In his first collection, Doggerland: Ancestral Poems (2015), King explored the deep history of family and the Irish. Here, he touches on legend—one section is titled “Mythic”—but locates many poems in personal childhood memory and aging, his parents’ and his own. In “Bird Years,” the titular poem plays with the more expected concept of dog years (the next poem’s title, in fact) to give King’s own age, lending it strangeness: “In man years, I am sixty-seven.” The speaker sees himself as having a precarious hold on existence, like the California condor with which he later identifies. This vulture went extinct in the wild but has been slowly and expensively reintroduced; the poet writes, “More public support is needed / to save me for a little while longer… / I am nearly extinct.” That he compares himself to a vulture, not some more cuddly endangered species, comports with the weary mood that inhabits many poems in this collection. Several pieces reflect on parental decline but also decline in the speaker’s generation. In “Mouth,” for example, the speaker writes of himself and siblings: “We are wary—listening to Tom, / our weary brother, the reliquary,” his sawlike words “working the lean hindquarter / of our childhood.” Here, with the speaker’s caution and resistance alongside Tom’s weary work, age isn’t a time of retirement and rest but of increasing labor. Tom becomes a kind of archaeologist as the siblings talk; “on a last late night of excavation, / he makes a deep wound deeper while the wives sleep I —digs at our new, our long dead.” But beside all this difficult work is the poem’s lilt, as with wary/weary/reliquary. This hints interestingly at the speaker’s Irish background (also underlined by “reliquary”), Ireland being a country marked by both struggle and poetry. Forgetting takes on an ambiguous role as loss and protection from the past; the book’s final poem ends with elephants peacefully forgetting something their mahouts bitterly contest.

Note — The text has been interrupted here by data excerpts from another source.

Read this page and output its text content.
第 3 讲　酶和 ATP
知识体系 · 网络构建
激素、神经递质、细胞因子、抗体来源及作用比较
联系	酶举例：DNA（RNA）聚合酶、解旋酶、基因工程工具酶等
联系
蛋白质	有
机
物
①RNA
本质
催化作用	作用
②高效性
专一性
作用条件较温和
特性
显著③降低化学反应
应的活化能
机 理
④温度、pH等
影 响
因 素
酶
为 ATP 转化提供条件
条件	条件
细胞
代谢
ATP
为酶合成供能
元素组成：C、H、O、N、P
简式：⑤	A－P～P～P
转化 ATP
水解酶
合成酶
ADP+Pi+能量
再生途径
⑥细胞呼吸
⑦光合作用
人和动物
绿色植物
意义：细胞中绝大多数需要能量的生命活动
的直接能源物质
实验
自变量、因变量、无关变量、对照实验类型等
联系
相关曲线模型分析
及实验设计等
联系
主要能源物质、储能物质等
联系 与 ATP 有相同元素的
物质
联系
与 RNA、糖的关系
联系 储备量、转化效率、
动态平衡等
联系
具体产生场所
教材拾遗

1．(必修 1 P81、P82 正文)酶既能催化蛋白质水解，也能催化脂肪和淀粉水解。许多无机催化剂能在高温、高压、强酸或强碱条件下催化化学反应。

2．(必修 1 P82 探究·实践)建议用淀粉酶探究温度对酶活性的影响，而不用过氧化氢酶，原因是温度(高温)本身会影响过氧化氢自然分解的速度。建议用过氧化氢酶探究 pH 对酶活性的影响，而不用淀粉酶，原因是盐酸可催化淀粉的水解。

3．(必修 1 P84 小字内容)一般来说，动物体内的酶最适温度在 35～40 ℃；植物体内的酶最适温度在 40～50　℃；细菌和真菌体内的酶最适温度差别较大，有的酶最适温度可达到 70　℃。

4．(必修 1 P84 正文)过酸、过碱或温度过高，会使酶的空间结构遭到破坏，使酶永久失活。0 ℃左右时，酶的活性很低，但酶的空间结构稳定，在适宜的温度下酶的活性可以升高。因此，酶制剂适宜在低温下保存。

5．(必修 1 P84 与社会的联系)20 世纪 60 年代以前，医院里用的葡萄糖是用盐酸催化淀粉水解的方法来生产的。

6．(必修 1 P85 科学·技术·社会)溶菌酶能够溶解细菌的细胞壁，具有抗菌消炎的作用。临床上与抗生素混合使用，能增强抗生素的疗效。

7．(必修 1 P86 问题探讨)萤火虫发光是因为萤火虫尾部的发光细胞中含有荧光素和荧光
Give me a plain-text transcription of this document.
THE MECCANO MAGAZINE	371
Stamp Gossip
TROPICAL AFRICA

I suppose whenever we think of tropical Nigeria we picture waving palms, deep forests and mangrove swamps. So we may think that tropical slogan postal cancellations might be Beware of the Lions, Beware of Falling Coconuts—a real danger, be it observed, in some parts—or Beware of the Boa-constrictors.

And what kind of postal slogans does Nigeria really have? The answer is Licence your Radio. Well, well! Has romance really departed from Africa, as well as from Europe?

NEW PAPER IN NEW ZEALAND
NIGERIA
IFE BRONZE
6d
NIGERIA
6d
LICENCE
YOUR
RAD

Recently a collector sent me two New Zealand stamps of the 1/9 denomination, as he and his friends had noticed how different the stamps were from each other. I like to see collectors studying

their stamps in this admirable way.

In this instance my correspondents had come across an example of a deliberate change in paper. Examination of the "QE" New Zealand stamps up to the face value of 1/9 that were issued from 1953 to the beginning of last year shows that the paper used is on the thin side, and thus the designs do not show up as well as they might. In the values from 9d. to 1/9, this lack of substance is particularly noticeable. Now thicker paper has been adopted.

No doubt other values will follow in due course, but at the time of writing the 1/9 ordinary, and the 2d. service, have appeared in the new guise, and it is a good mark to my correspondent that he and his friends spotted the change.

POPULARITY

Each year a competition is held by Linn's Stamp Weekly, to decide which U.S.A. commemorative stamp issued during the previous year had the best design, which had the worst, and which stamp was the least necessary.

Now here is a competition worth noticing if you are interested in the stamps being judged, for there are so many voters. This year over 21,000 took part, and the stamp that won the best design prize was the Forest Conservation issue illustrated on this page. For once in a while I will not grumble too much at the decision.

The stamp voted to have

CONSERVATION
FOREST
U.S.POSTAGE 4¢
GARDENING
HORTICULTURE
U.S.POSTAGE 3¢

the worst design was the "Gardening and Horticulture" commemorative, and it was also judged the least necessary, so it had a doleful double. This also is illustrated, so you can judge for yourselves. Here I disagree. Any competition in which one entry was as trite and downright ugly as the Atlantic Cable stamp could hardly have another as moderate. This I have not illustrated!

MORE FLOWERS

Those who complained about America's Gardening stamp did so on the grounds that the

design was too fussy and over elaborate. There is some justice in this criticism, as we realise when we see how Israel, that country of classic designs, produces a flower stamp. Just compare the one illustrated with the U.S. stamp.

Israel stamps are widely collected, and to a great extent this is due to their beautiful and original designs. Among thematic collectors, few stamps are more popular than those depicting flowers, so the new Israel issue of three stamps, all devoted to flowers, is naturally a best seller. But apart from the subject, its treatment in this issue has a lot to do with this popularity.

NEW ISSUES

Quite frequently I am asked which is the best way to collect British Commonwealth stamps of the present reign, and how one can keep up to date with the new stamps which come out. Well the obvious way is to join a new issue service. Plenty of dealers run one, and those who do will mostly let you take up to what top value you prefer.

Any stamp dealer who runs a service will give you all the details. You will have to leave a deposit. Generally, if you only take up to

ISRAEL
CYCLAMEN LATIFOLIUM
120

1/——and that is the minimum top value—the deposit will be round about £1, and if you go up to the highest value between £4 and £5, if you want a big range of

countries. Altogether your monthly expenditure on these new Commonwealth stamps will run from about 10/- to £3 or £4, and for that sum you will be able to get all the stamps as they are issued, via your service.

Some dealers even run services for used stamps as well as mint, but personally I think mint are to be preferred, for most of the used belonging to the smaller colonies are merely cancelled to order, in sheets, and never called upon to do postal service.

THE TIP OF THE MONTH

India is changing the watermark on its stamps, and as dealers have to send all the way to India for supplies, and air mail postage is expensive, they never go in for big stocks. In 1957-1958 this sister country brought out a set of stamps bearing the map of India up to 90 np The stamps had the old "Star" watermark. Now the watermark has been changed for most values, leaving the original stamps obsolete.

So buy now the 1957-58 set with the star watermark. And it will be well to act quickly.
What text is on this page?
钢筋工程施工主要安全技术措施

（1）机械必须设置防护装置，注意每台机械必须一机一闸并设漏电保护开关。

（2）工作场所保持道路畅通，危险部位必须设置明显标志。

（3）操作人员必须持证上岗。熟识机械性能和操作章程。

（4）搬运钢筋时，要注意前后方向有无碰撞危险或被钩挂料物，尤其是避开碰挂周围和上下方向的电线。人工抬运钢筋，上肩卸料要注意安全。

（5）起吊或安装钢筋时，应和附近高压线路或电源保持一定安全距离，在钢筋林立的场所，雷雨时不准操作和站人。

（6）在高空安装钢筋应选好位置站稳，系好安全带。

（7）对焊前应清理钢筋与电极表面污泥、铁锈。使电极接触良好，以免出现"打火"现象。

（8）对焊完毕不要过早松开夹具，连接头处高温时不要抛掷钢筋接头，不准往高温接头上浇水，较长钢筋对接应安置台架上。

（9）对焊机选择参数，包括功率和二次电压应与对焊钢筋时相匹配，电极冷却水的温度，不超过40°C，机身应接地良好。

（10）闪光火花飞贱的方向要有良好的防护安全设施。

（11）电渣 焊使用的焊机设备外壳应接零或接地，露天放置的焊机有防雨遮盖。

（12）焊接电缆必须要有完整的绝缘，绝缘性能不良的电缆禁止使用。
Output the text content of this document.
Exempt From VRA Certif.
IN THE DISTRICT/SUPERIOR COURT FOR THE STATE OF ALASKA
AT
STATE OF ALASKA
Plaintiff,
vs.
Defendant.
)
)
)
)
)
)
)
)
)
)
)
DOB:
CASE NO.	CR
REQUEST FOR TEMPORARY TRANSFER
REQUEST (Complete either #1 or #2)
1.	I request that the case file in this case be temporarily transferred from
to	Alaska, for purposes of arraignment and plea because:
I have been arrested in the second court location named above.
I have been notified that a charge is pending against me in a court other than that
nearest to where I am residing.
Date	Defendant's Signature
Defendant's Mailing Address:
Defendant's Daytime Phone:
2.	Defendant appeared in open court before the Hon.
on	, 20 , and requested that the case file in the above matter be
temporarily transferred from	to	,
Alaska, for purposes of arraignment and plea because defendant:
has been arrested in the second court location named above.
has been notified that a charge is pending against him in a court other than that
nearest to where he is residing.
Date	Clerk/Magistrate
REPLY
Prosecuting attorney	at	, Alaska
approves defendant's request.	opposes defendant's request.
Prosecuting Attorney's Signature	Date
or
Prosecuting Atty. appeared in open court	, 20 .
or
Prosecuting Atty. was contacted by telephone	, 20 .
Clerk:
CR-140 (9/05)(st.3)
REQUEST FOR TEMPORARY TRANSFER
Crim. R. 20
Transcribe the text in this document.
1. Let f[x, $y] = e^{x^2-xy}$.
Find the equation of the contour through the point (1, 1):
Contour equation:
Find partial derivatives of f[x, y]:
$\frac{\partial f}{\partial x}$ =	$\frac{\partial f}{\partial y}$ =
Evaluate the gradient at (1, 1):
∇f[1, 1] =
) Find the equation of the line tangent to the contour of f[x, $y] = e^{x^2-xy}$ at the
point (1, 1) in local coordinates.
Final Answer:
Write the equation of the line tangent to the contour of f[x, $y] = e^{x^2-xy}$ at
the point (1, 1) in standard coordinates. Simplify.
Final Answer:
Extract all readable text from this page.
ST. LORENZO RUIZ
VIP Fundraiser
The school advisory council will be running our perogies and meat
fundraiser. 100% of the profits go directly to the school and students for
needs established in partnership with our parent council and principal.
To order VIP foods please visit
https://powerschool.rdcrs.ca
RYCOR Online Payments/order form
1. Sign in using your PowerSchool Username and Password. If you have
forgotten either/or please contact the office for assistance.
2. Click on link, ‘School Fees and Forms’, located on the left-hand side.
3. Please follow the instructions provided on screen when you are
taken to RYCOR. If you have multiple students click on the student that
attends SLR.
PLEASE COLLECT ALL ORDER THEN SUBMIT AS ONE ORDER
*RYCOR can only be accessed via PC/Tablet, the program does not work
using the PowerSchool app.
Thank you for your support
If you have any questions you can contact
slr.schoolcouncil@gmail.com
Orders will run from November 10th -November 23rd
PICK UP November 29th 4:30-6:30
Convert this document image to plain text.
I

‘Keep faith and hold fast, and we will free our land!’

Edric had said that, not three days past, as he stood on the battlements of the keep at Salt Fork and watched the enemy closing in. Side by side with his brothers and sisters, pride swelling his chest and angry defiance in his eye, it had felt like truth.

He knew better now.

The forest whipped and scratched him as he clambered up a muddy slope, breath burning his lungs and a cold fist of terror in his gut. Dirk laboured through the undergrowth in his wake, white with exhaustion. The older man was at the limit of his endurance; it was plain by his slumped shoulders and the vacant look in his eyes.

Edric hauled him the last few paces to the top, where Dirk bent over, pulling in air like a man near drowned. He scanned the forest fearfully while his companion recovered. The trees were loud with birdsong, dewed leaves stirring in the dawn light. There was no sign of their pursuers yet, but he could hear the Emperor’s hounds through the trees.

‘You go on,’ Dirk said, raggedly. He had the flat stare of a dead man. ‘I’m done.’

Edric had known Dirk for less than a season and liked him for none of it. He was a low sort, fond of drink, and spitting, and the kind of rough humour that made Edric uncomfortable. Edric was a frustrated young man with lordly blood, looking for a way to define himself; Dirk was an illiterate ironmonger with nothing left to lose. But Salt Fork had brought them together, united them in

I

Strong, spare, and elegiac poems; a fine collection.
Kirkus Reviews


Library Lion

His heart was big
as a library lion’s.

It held back nothing.
Look,

there is inventory:
Boxes of good.

And what I say is:

this heart

meant everything

to his liver

and his lungs

and all his
other parts
especially
his tongues

which were several,
yet he was

Mum on all matters
of this heart, and, yes,

it was difficult for him,
the plain language,

putting a word to love.


About Dicko King
Dicko King is the author of the poetry collection, Doggerland: Ancestral Poems. He was born in the old Carney Hospital in South Boston, and was raised in St. Margaret’s parish in Dorchester. He lives in Phoenix with his wife, Treva and the ghosts of the past.